September 7 will now be remembered as the day the U.S. government took over the mortgage market. What that means for financial markets going forward has never been less certain. This is no longer the worst mortgage crisis since the Great Depression; this is the worst mortgage crisis, period. It’s also the end of an era.
The U.S. Treasury on Sunday announced a takeover of both Fannie Mae (FNM) and Freddie Mac (FRE), a move that has nearly no precedent in U.S. history. Together, the companies own or guarantee roughly $5.3 trillion in home loans, roughly half of all outstanding U.S. mortgages. The bailout will involve as much as $200 billion in capital and credit lines to both GSEs, according to documents released Sunday afternoon by the Treasury.
Treasury officials said the government will immediately purchase $1 billion in senior preferred stock from each company; the preferred stock comes with a 10 percent coupon, quarterly dividend payments and provides warrants representing an ownership stake of 79.9 percent of each GSE going forward. All other preferred and common shares in Fannie and Freddie will see dividends halted by their new regulator, the Federal Housing Finance Agency, of FHFA — the FHFA will essentially serve as receiver for both GSEs, as both companies have been placed into conservatorship as part of the government’s plan.
Under the Treasury preferred stock purchase agreement, the government may purchase an additional $100 billion in preferred interests in each GSE if needed, although FHFA director James Lockhart suggested such a large investment likely wouldn’t be needed.
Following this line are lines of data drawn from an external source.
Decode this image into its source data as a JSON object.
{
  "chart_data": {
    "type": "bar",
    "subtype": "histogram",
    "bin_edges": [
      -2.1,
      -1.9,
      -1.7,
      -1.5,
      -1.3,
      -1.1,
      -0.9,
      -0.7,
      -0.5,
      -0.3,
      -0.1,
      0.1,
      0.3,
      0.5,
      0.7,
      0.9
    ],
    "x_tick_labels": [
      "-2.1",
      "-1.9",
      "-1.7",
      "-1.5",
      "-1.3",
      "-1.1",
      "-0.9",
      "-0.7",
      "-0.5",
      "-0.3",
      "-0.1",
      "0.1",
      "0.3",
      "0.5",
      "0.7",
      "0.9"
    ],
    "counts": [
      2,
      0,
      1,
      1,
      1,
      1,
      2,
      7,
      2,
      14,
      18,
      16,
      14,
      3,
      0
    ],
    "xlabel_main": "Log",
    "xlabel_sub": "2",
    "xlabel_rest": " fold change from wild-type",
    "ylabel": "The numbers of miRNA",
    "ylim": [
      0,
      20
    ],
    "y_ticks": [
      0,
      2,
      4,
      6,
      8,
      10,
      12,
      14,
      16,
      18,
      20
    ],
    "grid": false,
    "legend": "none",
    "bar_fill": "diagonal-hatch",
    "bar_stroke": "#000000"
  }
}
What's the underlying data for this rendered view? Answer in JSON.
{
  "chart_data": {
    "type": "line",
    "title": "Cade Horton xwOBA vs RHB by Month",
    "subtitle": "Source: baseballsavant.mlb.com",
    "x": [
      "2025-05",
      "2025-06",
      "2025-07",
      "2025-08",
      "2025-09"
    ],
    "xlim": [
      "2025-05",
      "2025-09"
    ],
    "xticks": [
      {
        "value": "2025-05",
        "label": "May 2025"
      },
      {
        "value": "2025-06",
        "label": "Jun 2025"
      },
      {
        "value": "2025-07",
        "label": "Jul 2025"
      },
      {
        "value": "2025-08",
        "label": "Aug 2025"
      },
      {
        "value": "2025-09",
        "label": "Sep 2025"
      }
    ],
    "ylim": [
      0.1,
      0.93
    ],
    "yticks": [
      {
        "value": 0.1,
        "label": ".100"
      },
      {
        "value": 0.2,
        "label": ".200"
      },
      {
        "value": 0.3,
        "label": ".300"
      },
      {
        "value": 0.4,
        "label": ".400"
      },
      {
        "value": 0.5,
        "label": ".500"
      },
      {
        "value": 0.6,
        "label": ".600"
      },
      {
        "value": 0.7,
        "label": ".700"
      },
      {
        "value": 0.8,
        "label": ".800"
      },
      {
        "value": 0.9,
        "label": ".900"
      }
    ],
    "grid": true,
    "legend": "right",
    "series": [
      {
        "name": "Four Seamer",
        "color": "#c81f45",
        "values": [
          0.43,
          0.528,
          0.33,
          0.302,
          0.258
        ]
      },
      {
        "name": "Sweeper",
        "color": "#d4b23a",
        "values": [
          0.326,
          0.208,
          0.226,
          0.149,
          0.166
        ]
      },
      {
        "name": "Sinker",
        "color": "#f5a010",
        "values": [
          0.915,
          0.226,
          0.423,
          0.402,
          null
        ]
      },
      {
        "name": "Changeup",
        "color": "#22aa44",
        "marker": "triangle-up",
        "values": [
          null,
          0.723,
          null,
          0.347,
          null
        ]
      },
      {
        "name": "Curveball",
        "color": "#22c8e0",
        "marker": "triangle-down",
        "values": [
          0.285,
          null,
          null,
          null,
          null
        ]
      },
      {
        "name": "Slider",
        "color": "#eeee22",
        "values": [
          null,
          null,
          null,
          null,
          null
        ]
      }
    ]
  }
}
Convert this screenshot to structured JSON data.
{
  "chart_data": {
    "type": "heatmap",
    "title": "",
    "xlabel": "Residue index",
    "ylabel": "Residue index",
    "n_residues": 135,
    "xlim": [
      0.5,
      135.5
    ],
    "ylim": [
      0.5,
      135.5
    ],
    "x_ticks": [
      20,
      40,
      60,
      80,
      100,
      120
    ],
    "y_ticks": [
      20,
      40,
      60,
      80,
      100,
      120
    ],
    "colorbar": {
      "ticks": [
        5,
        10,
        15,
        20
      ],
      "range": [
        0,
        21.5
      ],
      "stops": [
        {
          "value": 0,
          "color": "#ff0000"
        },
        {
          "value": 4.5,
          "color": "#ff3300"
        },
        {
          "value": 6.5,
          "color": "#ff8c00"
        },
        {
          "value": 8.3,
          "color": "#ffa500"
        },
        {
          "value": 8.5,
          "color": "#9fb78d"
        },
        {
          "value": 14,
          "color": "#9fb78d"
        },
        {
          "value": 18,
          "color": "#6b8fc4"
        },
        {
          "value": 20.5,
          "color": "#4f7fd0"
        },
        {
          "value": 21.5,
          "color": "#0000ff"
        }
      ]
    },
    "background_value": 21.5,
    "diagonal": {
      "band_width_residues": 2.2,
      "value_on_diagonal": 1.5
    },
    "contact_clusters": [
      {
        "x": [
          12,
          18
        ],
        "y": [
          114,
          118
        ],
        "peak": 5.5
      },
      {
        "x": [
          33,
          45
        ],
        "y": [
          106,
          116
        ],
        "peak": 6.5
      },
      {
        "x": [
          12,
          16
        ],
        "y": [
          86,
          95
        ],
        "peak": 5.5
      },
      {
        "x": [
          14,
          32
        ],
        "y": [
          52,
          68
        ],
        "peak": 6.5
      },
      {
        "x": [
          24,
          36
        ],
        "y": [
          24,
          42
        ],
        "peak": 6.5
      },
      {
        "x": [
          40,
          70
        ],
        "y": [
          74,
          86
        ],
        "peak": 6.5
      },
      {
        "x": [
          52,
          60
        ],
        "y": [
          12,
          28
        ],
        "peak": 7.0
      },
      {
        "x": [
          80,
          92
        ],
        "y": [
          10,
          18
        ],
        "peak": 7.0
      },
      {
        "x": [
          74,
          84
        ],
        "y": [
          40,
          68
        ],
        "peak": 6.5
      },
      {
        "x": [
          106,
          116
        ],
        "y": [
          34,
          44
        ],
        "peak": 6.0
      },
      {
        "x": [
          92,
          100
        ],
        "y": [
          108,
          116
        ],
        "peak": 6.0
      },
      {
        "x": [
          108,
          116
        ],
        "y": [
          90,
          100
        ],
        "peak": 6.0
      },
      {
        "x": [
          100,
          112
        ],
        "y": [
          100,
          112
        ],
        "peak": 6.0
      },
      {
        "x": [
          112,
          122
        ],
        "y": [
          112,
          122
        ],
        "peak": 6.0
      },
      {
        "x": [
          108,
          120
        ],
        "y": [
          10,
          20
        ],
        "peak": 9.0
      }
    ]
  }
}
But after hearing from Lockhart for weeks that the GSEs were in solid financial condition, and that the Treasury had no intention to step in, how much of whatever is said can really be believed at this point? “Fannie Mae and Freddie Mac are so large and so interwoven in our financial system that a failure of either of them would cause great turmoil in our financial markets here at home and around the globe,” Paulson said in a press conference on Sunday. “This turmoil would directly and negatively impact household wealth: from family budgets, to home values, to savings for college and retirement.”
As part of the nationalization, FHFA immediately canned Fannie CEO Daniel Mudd and Freddie chairman and CEO Richard Syron, although both will stay on in transitional roles. FHFA’s Lockhart named Herb Allison, former vice chairman at Merrill Lynch & Co. (MER), to the CEO post at Fannie Mae; former US Bancorp (USB) vice chairman David Moffett will now lead Freddie Mac.
“Unfortunately, as house prices, earnings and capital have continued to deteriorate, [the GSEs] ability to fulfill their mission has deteriorated,” said Lockhart. “In particular, the capacity of their capital to absorb further losses while supporting new business activity is in doubt.”
Beyond the capital injections, the federal government said it will begin purchasing unknown amounts of agency MBS on the open market, a move it said would “promote the stability of the mortgage market.”
The Treasury said it will appoint two independent asset managers as financial agents of the U.S. government to manage the a government portfolio of MBS with the goal of “promoting stabiliity and protecting taxpayers.” Which means that the U.S. government could become akin to the single largest hedge fund on the planet. Amazing to think, for anyone that has been in the mortgage market.
Early sentiment suggests that the bailout may do little to quell investor’s nerves, however; the few sources we’ve talked to thus far have suggested that concern over commercial banks is likely to intensify. “I can think of four large commercial banks in more tenuous positions that either Fannie or Freddie,” said one source, a hedge fund manager that asked not to be named. “Does this mean things are really even worse than we think there? Or that the government will need to step in there as well for the good of the US home owner?”